MASAKRA NA A4! Te zdjęcia po prostu mrożą krew w żyłach…

Artykuł
fot. Małopolska Policja

33-latek wjechał pod prąd na A4 w Krakowie. Zderzył się z dwoma autami. Zginęła 57-letnia kobieta. Policyjne badanie wykazało, że sprawca wypadku był trzeźwy. Śledczy skierowali go na obserwację psychiatryczną.

Do tragedii doszło około godziny 3:30 na autostradzie A4 na węźle Balice. 33-latek, kierujący samochodem marki Golf, wjechał pod prąd na jezdnię prowadzącą w kierunku Katowic. Na 406 kilometrze autostrady volkswagen zderzył się z dostawczym samochodem Iveco, po czym uderzył w bariery energochłonne, a następnie w osobowe suzuki. 

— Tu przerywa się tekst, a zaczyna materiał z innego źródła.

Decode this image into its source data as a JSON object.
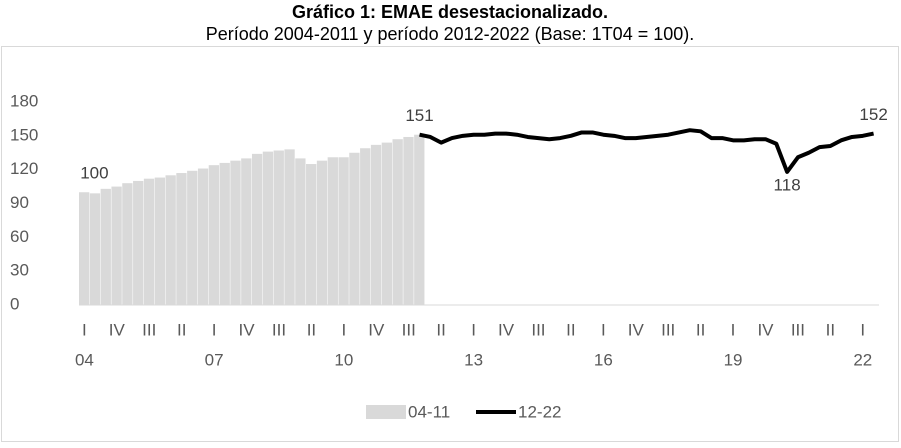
{
  "chart_data": {
    "type": "bar_line",
    "title": "Gráfico 1: EMAE desestacionalizado.",
    "subtitle": "Período 2004-2011 y período 2012-2022 (Base: 1T04 = 100).",
    "categories": [
      "I",
      null,
      null,
      "IV",
      null,
      null,
      "III",
      null,
      null,
      "II",
      null,
      null,
      "I",
      null,
      null,
      "IV",
      null,
      null,
      "III",
      null,
      null,
      "II",
      null,
      null,
      "I",
      null,
      null,
      "IV",
      null,
      null,
      "III",
      null,
      null,
      "II",
      null,
      null,
      "I",
      null,
      null,
      "IV",
      null,
      null,
      "III",
      null,
      null,
      "II",
      null,
      null,
      "I",
      null,
      null,
      "IV",
      null,
      null,
      "III",
      null,
      null,
      "II",
      null,
      null,
      "I",
      null,
      null,
      "IV",
      null,
      null,
      "III",
      null,
      null,
      "II",
      null,
      null,
      "I",
      null
    ],
    "years": [
      "04",
      null,
      null,
      null,
      null,
      null,
      null,
      null,
      null,
      null,
      null,
      null,
      "07",
      null,
      null,
      null,
      null,
      null,
      null,
      null,
      null,
      null,
      null,
      null,
      "10",
      null,
      null,
      null,
      null,
      null,
      null,
      null,
      null,
      null,
      null,
      null,
      "13",
      null,
      null,
      null,
      null,
      null,
      null,
      null,
      null,
      null,
      null,
      null,
      "16",
      null,
      null,
      null,
      null,
      null,
      null,
      null,
      null,
      null,
      null,
      null,
      "19",
      null,
      null,
      null,
      null,
      null,
      null,
      null,
      null,
      null,
      null,
      null,
      "22",
      null
    ],
    "series": [
      {
        "name": "04-11",
        "type": "bar",
        "color": "#d9d9d9",
        "labeled": [
          0,
          31
        ],
        "values": [
          100,
          99,
          103,
          105,
          108,
          110,
          112,
          113,
          115,
          117,
          119,
          121,
          124,
          126,
          128,
          130,
          134,
          136,
          137,
          138,
          130,
          125,
          128,
          131,
          131,
          135,
          139,
          142,
          144,
          147,
          149,
          151,
          null,
          null,
          null,
          null,
          null,
          null,
          null,
          null,
          null,
          null,
          null,
          null,
          null,
          null,
          null,
          null,
          null,
          null,
          null,
          null,
          null,
          null,
          null,
          null,
          null,
          null,
          null,
          null,
          null,
          null,
          null,
          null,
          null,
          null,
          null,
          null,
          null,
          null,
          null,
          null,
          null,
          null
        ]
      },
      {
        "name": "12-22",
        "type": "line",
        "color": "#000000",
        "labeled": [
          65,
          73
        ],
        "values": [
          null,
          null,
          null,
          null,
          null,
          null,
          null,
          null,
          null,
          null,
          null,
          null,
          null,
          null,
          null,
          null,
          null,
          null,
          null,
          null,
          null,
          null,
          null,
          null,
          null,
          null,
          null,
          null,
          null,
          null,
          null,
          151,
          149,
          144,
          148,
          150,
          151,
          151,
          152,
          152,
          151,
          149,
          148,
          147,
          148,
          150,
          153,
          153,
          151,
          150,
          148,
          148,
          149,
          150,
          151,
          153,
          155,
          154,
          148,
          148,
          146,
          146,
          147,
          147,
          143,
          118,
          131,
          135,
          140,
          141,
          146,
          149,
          150,
          152
        ]
      }
    ],
    "ylim": [
      0,
      180
    ],
    "yticks": [
      0,
      30,
      60,
      90,
      120,
      150,
      180
    ],
    "legend": "bottom"
  }
}
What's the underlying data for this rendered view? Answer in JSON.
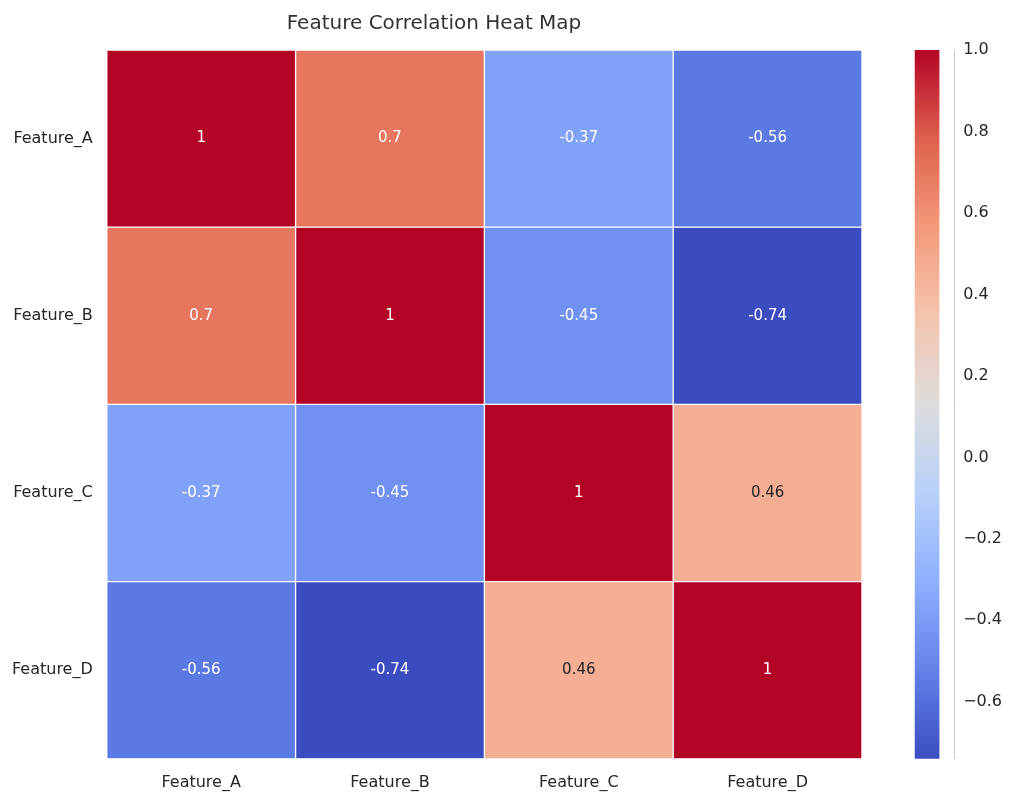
{
  "chart_data": {
    "type": "heatmap",
    "title": "Feature Correlation Heat Map",
    "x_categories": [
      "Feature_A",
      "Feature_B",
      "Feature_C",
      "Feature_D"
    ],
    "y_categories": [
      "Feature_A",
      "Feature_B",
      "Feature_C",
      "Feature_D"
    ],
    "cells": [
      [
        1,
        0.7,
        -0.37,
        -0.56
      ],
      [
        0.7,
        1,
        -0.45,
        -0.74
      ],
      [
        -0.37,
        -0.45,
        1,
        0.46
      ],
      [
        -0.56,
        -0.74,
        0.46,
        1
      ]
    ],
    "data_labels": true,
    "colorbar_range": [
      -0.74,
      1.0
    ],
    "colorbar_ticks": [
      {
        "value": -0.6,
        "label": "−0.6"
      },
      {
        "value": -0.4,
        "label": "−0.4"
      },
      {
        "value": -0.2,
        "label": "−0.2"
      },
      {
        "value": 0.0,
        "label": "0.0"
      },
      0.2,
      0.4,
      0.6,
      0.8,
      {
        "value": 1.0,
        "label": "1.0"
      }
    ]
  }
}
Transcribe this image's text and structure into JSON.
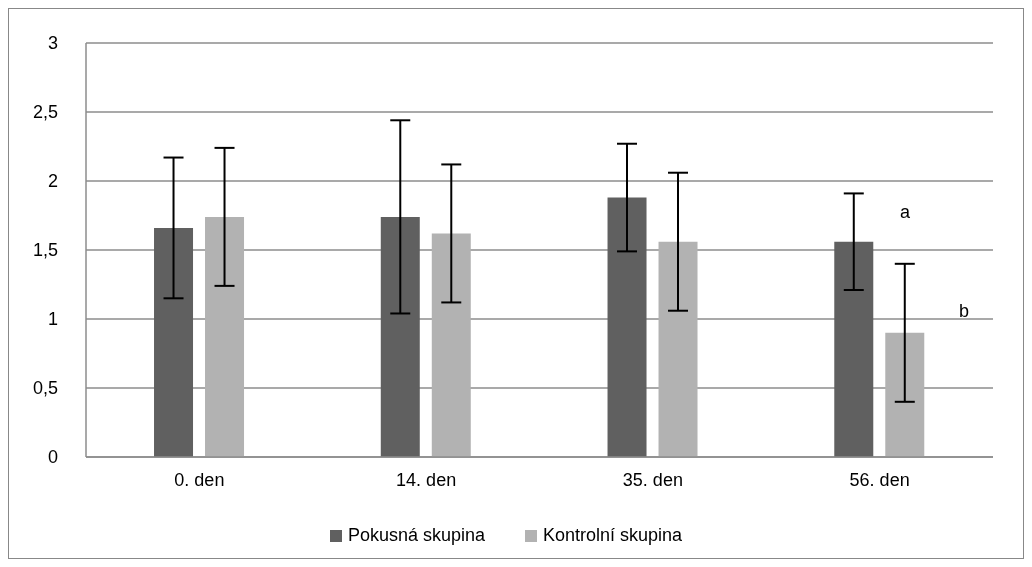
{
  "chart_data": {
    "type": "bar",
    "categories": [
      "0. den",
      "14. den",
      "35. den",
      "56. den"
    ],
    "series": [
      {
        "name": "Pokusná skupina",
        "color": "#606060",
        "values": [
          1.66,
          1.74,
          1.88,
          1.56
        ],
        "errors": [
          0.51,
          0.7,
          0.39,
          0.35
        ]
      },
      {
        "name": "Kontrolní skupina",
        "color": "#b2b2b2",
        "values": [
          1.74,
          1.62,
          1.56,
          0.9
        ],
        "errors": [
          0.5,
          0.5,
          0.5,
          0.5
        ]
      }
    ],
    "ylim": [
      0,
      3
    ],
    "yticks": [
      {
        "value": 0,
        "label": "0"
      },
      {
        "value": 0.5,
        "label": "0,5"
      },
      {
        "value": 1,
        "label": "1"
      },
      {
        "value": 1.5,
        "label": "1,5"
      },
      {
        "value": 2,
        "label": "2"
      },
      {
        "value": 2.5,
        "label": "2,5"
      },
      {
        "value": 3,
        "label": "3"
      }
    ],
    "grid": "y",
    "legend": "bottom",
    "annotations": [
      "a",
      "b"
    ]
  }
}
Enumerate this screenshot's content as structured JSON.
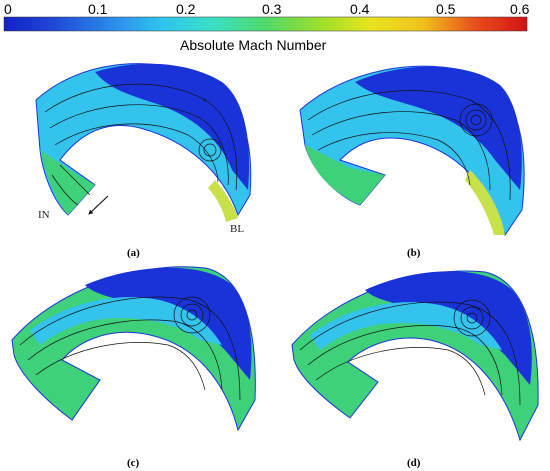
{
  "colorbar": {
    "title": "Absolute Mach Number",
    "ticks": [
      "0",
      "0.1",
      "0.2",
      "0.3",
      "0.4",
      "0.5",
      "0.6"
    ],
    "colors": [
      "#1420c8",
      "#1f4bd8",
      "#2c86ea",
      "#2fc4ee",
      "#39e0c4",
      "#4fd96a",
      "#9ade2c",
      "#e6e51f",
      "#f0a21a",
      "#e8501c",
      "#d21414"
    ]
  },
  "panels": [
    {
      "caption": "(a)",
      "annotations": [
        "IN",
        "BL"
      ]
    },
    {
      "caption": "(b)",
      "annotations": []
    },
    {
      "caption": "(c)",
      "annotations": []
    },
    {
      "caption": "(d)",
      "annotations": []
    }
  ],
  "palette": {
    "blue_dark": "#1a33d8",
    "blue_mid": "#2a63e6",
    "cyan": "#34c3ec",
    "green": "#3fd07a",
    "yellow": "#c8e04a",
    "line": "#111111"
  }
}
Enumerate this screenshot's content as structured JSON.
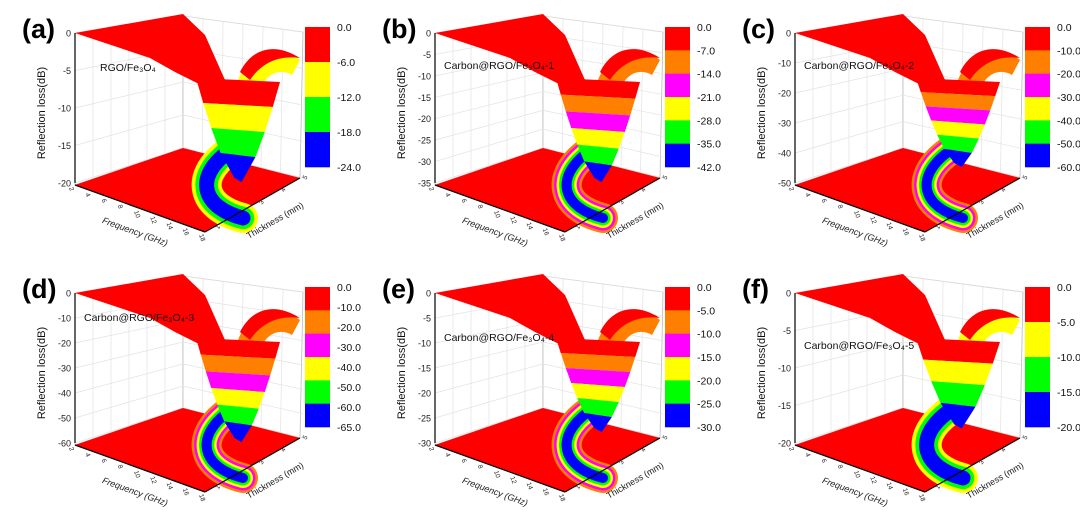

Kierująca tym samochodem 57-latka zginęła na miejscu. Pasażer z niezagrażającymi życiu urazami trafił do szpitala. Pozostali uczestnicy wypadku nie odnieśli poważniejszych obrażeń. 

Badanie alkomatem wykazało, że sprawca wypadku był trzeźwy. Pobrano jednak krew do dalszych badań na zawartość alkoholu i podobnie działających substancji. Policjanci zatrzymali prawo jazdy mężczyzny.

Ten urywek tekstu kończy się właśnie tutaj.